Psalm 2: Worship
Worship. An equally accurate rendering of the word as it appears in the Hebrew (the original language of the OT) is serve. In other words, verse 11 could also be translated, “Serve the Lord with reverence…” I know. Service as an expression of worship? It doesn’t really seem to reflect some of the current thoughts regarding worship in the church today. But the truth is that it is impossible to separate the two ideas. Serving the Lord is worship. And in the same manner true worship will find expression in service.
Let me explain. As it relates to Psalm 2 specifically, serving the Lord is the critical issue. In the opening verses of this Psalm we find the nations and the kings of the earth plotting on how best to overthrow God’s rule. Tragically, they mistakenly perceive the freedom He offers as bondage. They desire independence. They long to liberate themselves from His reign. They refuse to serve Him. They refuse to worship Him. Hence, the warning and call to, “Worship (serve) the Lord with reverence…”
At it’s core the issue here is one of sovereignty and submission. They refuse to submit to God as the Sovereign. They refuse to humble themselves and serve Him. As a result, they fail to worship Him. Biblical worship in it’s most basic sense is ultimately a matter of assigning worth. I worship that which I value, that to which I have assigned worth. As it relates to God, He alone is worthy; therefore, He is worthy of all of our worship. At all times. Regardless. Service is closely related to worship because it flows from the same understanding. I serve God because He is worthy. Accordingly, serving God becomes an expression of worship. A refusal to serve declares that in my estimation God is not worthy of my service, i.e. God is not worthy.
We all long for a worship that flows from a heart of love and gratitude, a genuine response to the goodness and gifts of our Lord. We want something authentic. We want something real. But worship should never be limited to thanksfulness, to something that we feel at the moment. Yes, we should worship God for all that He does. Without question. But far more importantly, we should worship Him because He is God.
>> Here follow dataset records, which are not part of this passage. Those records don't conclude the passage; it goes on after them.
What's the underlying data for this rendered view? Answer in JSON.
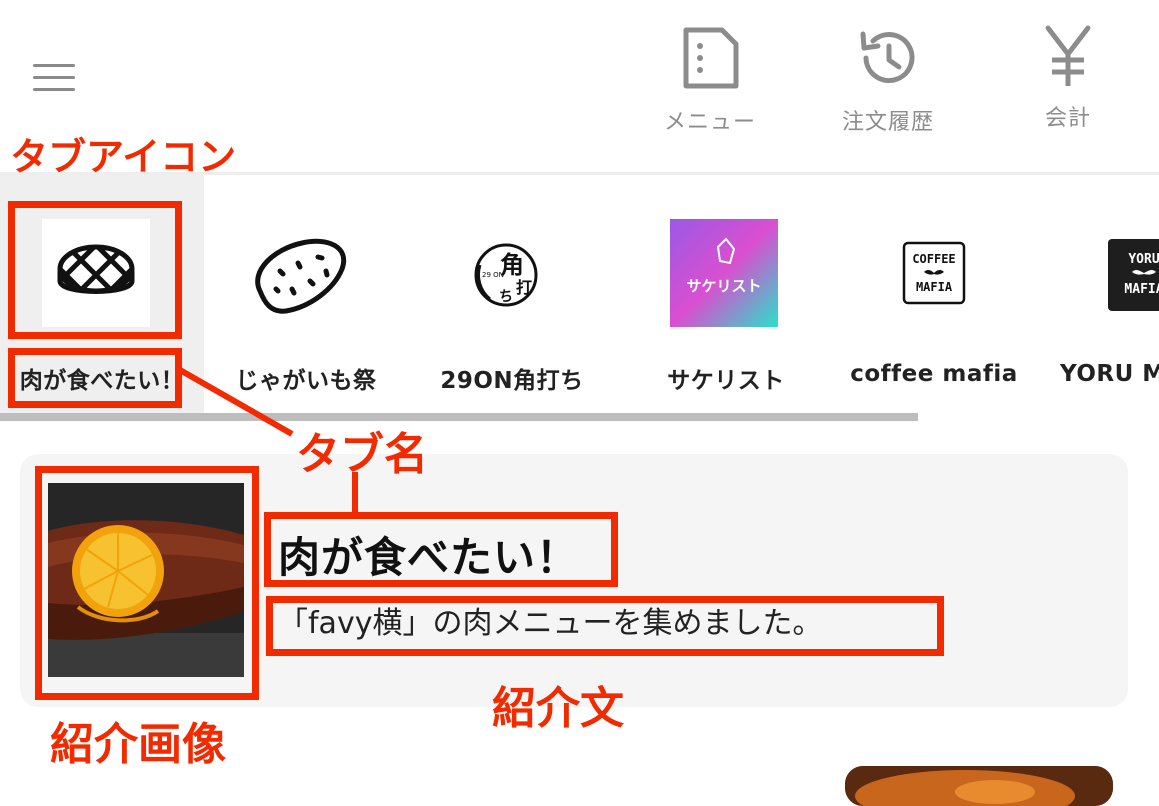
{
  "header": {
    "nav": [
      {
        "label": "メニュー",
        "icon": "menu-document-icon"
      },
      {
        "label": "注文履歴",
        "icon": "history-icon"
      },
      {
        "label": "会計",
        "icon": "yen-icon"
      }
    ]
  },
  "tabs": [
    {
      "label": "肉が食べたい！",
      "icon": "steak-icon",
      "active": true
    },
    {
      "label": "じゃがいも祭",
      "icon": "potato-icon"
    },
    {
      "label": "29ON角打ち",
      "icon": "kakuuchi-logo-icon"
    },
    {
      "label": "サケリスト",
      "icon": "sakelist-logo-icon"
    },
    {
      "label": "coffee mafia",
      "icon": "coffee-mafia-logo-icon"
    },
    {
      "label": "YORU MAFIA",
      "icon": "yoru-mafia-logo-icon"
    }
  ],
  "logos": {
    "kakuuchi_small": "29 ON",
    "kakuuchi_kanji": "角",
    "kakuuchi_kanji2": "打",
    "kakuuchi_kana": "ち",
    "sakelist": "サケリスト",
    "coffee_mafia_line1": "COFFEE",
    "coffee_mafia_line2": "MAFIA",
    "yoru_mafia_line1": "YORU",
    "yoru_mafia_line2": "MAFIA"
  },
  "intro": {
    "title": "肉が食べたい！",
    "description": "「favy横」の肉メニューを集めました。"
  },
  "annotations": {
    "tab_icon": "タブアイコン",
    "tab_name": "タブ名",
    "intro_text": "紹介文",
    "intro_image": "紹介画像"
  },
  "colors": {
    "annotation": "#f22a00",
    "active_tab_bg": "#efefef",
    "nav_gray": "#8c8c8c"
  }
}
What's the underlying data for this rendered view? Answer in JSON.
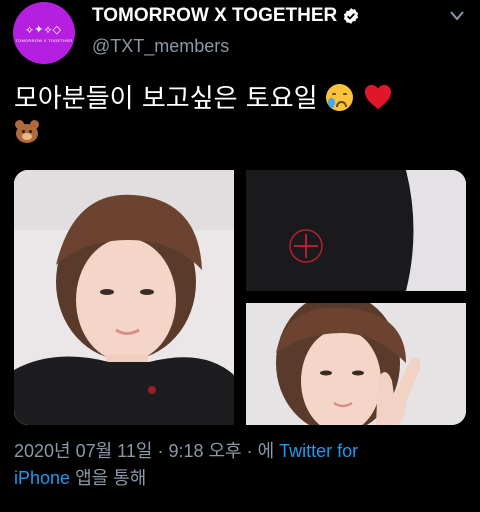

Thus, the great need for people who willing choose to serve Him. Can there be any greater act of worship than to serve? To willing lay aside my own wants and desires? To humble myself and surrender myself to the will of the One who alone is worthy? Little wonder that Jesus Himself declared, “…the Son of Man did not come to be served, but to serve,…” Little wonder that He lay aside His garments and took the place of a servant during His last night together with the disciples. Jesus understood. If we would truly worship the Lord, then we must also serve the Lord.